Brown Kyrah K, Kindratt Tiffany B, Boateng Godfred O, Brannon Grace Ellen
Department of Kinesiology, University of Texas at Arlington, 500 W. Nedderman Drive, Arlington, TX, 76019, USA.
Department of Communication, University of Texas at Arlington, 700 W. Greek Row Drive, Arlington, TX, 76019, USA.
J Racial Ethn Health Disparities. 2022 Jun;9(3):967-978. doi: 10.1007/s40615-021-01036-1. Epub 2021 Apr 7.

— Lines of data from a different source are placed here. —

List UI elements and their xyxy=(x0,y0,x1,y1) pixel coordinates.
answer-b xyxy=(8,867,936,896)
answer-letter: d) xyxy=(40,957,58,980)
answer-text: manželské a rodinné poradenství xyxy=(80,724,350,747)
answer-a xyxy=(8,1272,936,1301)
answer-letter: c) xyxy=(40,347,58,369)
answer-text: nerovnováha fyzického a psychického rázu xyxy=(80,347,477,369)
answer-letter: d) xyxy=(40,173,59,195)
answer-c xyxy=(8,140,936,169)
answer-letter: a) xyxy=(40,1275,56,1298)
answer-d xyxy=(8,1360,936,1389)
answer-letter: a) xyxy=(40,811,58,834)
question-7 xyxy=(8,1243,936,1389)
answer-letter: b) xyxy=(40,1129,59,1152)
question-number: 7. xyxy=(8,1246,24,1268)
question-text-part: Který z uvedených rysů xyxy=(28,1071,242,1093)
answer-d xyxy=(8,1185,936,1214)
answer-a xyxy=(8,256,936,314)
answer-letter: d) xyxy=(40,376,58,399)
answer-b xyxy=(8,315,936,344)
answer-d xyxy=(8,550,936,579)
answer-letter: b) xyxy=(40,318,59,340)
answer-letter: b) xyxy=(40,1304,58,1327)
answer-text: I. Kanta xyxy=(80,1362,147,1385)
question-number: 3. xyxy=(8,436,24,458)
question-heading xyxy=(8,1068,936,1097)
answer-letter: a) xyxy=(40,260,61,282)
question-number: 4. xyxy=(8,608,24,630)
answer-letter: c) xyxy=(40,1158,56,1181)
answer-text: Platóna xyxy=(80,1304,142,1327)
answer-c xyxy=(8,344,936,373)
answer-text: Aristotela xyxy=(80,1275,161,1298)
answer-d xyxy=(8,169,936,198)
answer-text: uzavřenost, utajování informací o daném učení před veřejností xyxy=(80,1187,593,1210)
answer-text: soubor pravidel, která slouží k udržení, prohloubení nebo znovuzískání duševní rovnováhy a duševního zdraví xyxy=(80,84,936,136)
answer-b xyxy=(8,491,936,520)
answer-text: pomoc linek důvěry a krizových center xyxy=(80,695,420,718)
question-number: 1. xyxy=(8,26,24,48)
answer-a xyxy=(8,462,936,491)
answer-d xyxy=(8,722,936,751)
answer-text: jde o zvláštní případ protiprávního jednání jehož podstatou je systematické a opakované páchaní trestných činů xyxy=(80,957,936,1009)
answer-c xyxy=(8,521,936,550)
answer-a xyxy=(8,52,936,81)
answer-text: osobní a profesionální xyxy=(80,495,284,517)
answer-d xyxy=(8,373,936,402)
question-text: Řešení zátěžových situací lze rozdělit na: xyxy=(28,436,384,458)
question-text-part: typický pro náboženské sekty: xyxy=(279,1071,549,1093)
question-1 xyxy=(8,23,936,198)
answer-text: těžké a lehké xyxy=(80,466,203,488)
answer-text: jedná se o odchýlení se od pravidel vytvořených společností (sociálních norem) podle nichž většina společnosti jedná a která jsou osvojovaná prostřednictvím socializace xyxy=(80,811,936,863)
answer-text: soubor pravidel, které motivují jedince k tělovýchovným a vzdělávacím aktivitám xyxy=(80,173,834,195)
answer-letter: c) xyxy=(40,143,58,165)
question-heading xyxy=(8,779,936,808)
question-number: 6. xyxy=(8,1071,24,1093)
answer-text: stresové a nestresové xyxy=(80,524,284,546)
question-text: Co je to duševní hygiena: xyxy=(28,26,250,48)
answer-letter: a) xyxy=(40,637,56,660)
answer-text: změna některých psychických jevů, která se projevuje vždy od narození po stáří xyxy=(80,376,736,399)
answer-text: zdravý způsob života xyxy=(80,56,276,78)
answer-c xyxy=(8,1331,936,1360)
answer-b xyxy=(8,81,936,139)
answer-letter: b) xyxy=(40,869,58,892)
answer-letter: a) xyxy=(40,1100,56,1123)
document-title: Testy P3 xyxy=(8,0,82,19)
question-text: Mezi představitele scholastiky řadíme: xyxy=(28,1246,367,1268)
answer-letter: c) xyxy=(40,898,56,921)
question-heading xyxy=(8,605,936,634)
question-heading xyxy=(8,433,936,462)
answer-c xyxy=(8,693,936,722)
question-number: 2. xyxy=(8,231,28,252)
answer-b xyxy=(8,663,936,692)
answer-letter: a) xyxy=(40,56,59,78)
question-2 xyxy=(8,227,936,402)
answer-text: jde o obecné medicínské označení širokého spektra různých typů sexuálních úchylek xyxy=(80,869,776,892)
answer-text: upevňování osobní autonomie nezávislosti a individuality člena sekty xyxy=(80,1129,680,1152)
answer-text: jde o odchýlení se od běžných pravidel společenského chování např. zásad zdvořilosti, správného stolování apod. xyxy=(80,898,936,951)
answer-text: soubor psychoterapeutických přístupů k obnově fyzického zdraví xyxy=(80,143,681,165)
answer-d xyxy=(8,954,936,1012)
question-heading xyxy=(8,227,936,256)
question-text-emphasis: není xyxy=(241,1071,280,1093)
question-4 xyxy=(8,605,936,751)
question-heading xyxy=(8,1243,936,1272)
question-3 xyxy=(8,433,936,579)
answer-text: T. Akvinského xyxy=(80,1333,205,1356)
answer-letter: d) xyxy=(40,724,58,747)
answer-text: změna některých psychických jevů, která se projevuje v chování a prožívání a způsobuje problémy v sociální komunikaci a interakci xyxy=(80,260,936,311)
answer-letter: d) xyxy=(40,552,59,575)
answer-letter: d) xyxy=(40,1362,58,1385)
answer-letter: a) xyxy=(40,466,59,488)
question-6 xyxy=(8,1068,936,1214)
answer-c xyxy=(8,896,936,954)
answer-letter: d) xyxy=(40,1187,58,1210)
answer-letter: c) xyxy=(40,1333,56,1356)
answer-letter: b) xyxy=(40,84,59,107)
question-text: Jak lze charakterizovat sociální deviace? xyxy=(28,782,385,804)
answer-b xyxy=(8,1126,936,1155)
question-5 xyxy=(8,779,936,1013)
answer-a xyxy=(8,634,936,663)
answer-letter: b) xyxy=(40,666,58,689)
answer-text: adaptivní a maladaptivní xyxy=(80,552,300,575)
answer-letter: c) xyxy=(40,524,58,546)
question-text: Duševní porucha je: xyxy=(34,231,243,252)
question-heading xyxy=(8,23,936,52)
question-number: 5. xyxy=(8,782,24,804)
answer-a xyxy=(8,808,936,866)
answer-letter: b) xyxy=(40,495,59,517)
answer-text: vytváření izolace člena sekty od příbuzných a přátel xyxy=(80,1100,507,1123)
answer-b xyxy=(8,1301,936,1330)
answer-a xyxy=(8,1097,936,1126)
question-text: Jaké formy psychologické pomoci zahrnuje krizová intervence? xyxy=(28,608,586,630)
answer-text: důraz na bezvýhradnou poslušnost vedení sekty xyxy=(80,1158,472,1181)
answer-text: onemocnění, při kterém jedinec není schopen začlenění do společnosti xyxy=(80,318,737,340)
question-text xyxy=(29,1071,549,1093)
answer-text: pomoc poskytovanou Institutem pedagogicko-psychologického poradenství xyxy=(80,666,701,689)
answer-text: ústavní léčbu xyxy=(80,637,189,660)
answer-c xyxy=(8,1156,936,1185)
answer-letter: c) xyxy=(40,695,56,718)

Patient perceptions of healthcare ratings, diabetes self-efficacy, and diabetes management play a role in diabetes-related outcomes, particularly among women of childbearing age. Guided by a modified Interaction Model of Client Health Behavior framework, the objective was to compare differences in perceptions of health care ratings, diabetes self-efficacy, and diabetes management among non-Hispanic Black, Hispanic, and non-Hispanic White women of childbearing age.
The sample comprised 7 years (2012-2018) of Medical Expenditure Panel Survey data. The sample was limited to women of childbearing age (18-45 years) who have ever been told they had diabetes (n = 691; weighted n = 932,426). Dependent variables were health care rating, diabetes self-efficacy, and diabetes care management. The key independent variable was race/ethnicity (non-Hispanic Black, Hispanic, non-Hispanic White). We adjusted for sociodemographic characteristics and perceived health status using multiple linear and multivariable logistic regressions.
Non-Hispanic Black women (41.6%) self-reported their health status as fair or poor (44.9%) compared to non-Hispanic White (33.3%) and Hispanic (37.6%). In adjusted models, non-Hispanic Black women had 46% lower odds (95% CI = 0.31, 0.94) of reporting high health care ratings compared to non-Hispanic White women. Non-Hispanic Black women had 43% lower odds (95% CI = 0.35, 0.95) and Hispanic women had 47% lower odds (95% CI = 0.34, 0.80) of reporting higher levels of diabetes care management than non-Hispanic White women.
This study provides important information regarding diabetes health care ratings, self-efficacy, and self-management behaviors. Because of the increasing prevalence of diabetes among women of childbearing age, it is important to improve health care particularly for racial/ethnic minority women with diabetes.
患者对医疗保健评级、糖尿病自我效能感和糖尿病管理的认知在糖尿病相关结局中发挥作用,在育龄女性中尤为如此。在修正的客户健康行为互动模型框架的指导下,目的是比较非西班牙裔黑人、西班牙裔和非西班牙裔白人育龄女性在医疗保健评级、糖尿病自我效能感和糖尿病管理认知方面的差异。
样本包括7年(2012 - 2018年)的医疗支出面板调查数据。样本限于曾被告知患有糖尿病的育龄女性(18 - 45岁)(n = 691;加权n = 932,426)。因变量为医疗保健评级、糖尿病自我效能感和糖尿病护理管理。关键自变量为种族/族裔(非西班牙裔黑人、西班牙裔、非西班牙裔白人)。我们使用多元线性回归和多变量逻辑回归对社会人口学特征和感知健康状况进行了调整。
与非西班牙裔白人(33.3%)和西班牙裔(37.6%)相比,非西班牙裔黑人女性(41.6%)自我报告其健康状况为一般或较差(44.9%)。在调整后的模型中,与非西班牙裔白人女性相比,非西班牙裔黑人女性报告高医疗保健评级的几率低46%(95%置信区间 = 0.31, 0.94)。与非西班牙裔白人女性相比,非西班牙裔黑人女性报告更高水平糖尿病护理管理的几率低43%(95%置信区间 = 0.35, 0.95),西班牙裔女性的这一几率低47%(95%置信区间 = 0.34, 0.80)。
本研究提供了有关糖尿病医疗保健评级、自我效能感和自我管理行为的重要信息。由于育龄女性中糖尿病患病率不断上升,改善医疗保健,尤其是针对患有糖尿病的种族/族裔少数群体女性,非常重要。